Block 1: Fool a model
Interact with a system of your choice and try to find a weakness in it – some non-human-like linguistic behaviour. If you succeed, make a screenshot of the failure you found and describe what happened. If you can’t find problematic behaviour in the model of your choice, document your attempts. Here are some suggestions (but don’t feel limited by them, you can pick any system you like):
Block 2: A toy experiment
You’ve probably seen this or something like this before:
Is this true? How much mix up in letters can we handle when reading texts? How much noise can systems like ChatGPT handle? Same as us? More? Less? I wrote a little script that changes some proportion of letters in a message to random letters, resulting in a noisy text. You can use either this little website or a Colab version of this script if you want more control of the process of introducing noise – feel free to adjust it! You will work in groups, doing one of the following:
Send messages to each other (over any texting app you like) – but run your messages through the noising script. Ask your peers to decode the original message. Try this a decent number of times. For each step, record the original message, the noised message, the level of noise and whether the message was successfully decoded.
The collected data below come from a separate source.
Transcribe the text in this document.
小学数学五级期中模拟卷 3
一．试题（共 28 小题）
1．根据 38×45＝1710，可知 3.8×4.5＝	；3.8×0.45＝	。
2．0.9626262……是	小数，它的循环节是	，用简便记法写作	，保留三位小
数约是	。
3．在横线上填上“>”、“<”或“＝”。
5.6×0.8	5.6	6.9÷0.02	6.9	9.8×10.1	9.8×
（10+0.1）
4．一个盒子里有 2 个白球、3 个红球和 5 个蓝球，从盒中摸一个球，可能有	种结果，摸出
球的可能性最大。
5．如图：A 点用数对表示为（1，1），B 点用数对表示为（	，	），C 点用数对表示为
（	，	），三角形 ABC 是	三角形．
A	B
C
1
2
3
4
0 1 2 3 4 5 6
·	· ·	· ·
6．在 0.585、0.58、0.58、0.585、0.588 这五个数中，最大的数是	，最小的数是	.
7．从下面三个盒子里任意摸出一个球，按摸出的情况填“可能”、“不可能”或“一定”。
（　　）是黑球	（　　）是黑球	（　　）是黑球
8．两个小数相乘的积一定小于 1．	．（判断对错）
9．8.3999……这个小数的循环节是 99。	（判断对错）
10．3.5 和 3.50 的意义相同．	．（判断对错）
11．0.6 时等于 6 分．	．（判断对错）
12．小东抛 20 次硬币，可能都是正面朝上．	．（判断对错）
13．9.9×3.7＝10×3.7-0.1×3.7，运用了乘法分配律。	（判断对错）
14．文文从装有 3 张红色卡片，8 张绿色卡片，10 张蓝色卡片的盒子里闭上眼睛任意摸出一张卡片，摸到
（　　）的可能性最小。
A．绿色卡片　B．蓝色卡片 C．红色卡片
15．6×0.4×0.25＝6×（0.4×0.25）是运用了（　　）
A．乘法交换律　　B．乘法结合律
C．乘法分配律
Form a conclusion about how much noise in written messages people can handle based on your data. Submit both the conclusion and the data.
Interact with ChatGPT or any other text-based system of your choice. Ask the system to decode a message for you (think of a suitable prompt) and present it with a message run through the noising script. Try this a decent number of times. For each step, record the original message, the noised message, the level of noise and whether the message was successfully decoded. Form a conclusion about how much noise in written messages the system can handle based on your data. Submit both the conclusion and the data.